Interesting! I wonder how much of that was intentional, the advertiser wanting to give the men reading a sense of sex, and the women a sense of class and elegance.

 
 
Comment by orinoco womble Subscribed to comments via email
2009-01-23 08:24:43

This happens to me particularly with people I’m used to seeing from the waist up only–behind a counter in a shop or the bar in a coffee shop or restaurant. Take the white coat off our local pharmacist and I can walk past her on the street without blinking. I am forever being greeted with a smile on the street by someone I can’t place…until I mentally cut them off at the waist, and then think, “Oh, that’s Jack the Newsstand” or “Lisa the Coffee” or whatever.

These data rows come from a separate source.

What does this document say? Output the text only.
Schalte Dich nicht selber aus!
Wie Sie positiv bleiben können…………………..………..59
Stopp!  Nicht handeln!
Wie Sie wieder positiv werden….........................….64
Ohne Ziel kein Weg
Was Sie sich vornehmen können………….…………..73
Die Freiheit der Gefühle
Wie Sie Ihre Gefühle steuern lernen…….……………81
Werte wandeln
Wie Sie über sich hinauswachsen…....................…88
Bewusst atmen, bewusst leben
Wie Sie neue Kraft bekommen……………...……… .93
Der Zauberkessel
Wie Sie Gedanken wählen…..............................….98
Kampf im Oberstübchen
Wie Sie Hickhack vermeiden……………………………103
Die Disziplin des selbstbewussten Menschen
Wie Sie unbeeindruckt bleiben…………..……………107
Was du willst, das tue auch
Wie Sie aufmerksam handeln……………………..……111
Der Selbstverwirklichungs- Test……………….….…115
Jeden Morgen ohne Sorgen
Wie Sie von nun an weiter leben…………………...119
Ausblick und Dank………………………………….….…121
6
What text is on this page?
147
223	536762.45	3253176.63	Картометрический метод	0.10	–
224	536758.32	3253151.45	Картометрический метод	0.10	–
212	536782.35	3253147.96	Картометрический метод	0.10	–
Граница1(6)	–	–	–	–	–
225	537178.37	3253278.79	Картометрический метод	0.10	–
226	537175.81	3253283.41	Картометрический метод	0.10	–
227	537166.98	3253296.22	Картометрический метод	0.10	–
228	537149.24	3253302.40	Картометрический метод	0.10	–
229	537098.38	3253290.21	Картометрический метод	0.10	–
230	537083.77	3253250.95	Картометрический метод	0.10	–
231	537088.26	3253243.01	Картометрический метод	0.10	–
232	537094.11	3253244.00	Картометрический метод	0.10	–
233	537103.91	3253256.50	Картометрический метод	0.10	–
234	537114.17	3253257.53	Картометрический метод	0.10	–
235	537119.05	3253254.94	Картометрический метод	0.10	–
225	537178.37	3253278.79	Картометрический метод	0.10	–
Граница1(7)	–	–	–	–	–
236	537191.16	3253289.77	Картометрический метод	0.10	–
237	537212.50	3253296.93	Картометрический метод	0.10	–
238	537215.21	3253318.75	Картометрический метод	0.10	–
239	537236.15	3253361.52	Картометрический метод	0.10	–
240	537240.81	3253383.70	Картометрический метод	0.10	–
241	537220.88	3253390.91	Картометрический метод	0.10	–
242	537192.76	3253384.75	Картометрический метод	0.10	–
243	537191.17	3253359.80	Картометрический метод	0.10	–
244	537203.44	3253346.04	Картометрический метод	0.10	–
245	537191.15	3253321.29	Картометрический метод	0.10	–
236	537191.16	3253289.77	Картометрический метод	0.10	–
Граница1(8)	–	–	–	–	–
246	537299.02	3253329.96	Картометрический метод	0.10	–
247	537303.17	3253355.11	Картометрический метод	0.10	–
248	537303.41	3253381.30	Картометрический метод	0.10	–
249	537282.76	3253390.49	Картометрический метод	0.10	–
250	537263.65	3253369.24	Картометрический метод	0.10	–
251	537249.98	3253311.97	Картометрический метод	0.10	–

I have learned to smile, be pleasant, and answer when spoken to. If the person asks me a question, then I often realise who it is.

 
Comment by MalikTous
2009-01-25 09:42:35

I tend to recognise based on certain ‘keys’ that differ from what many people use, and often it doesn’t quite match… Certain facial features, sometimes hair colour/style, sometimes clothing, sometimes height. Radical changes in hairstyle, complete makeup changes, and drastic clothing changes throw me. Some people recognise by scent; that is completely unusable for me. As I have few or no ways to change the ‘keys’ and consider many of the alternatives more transient than the ones I already use, I just go on with it… Context helps, but often that’s one of the most transient ‘keys’ to me.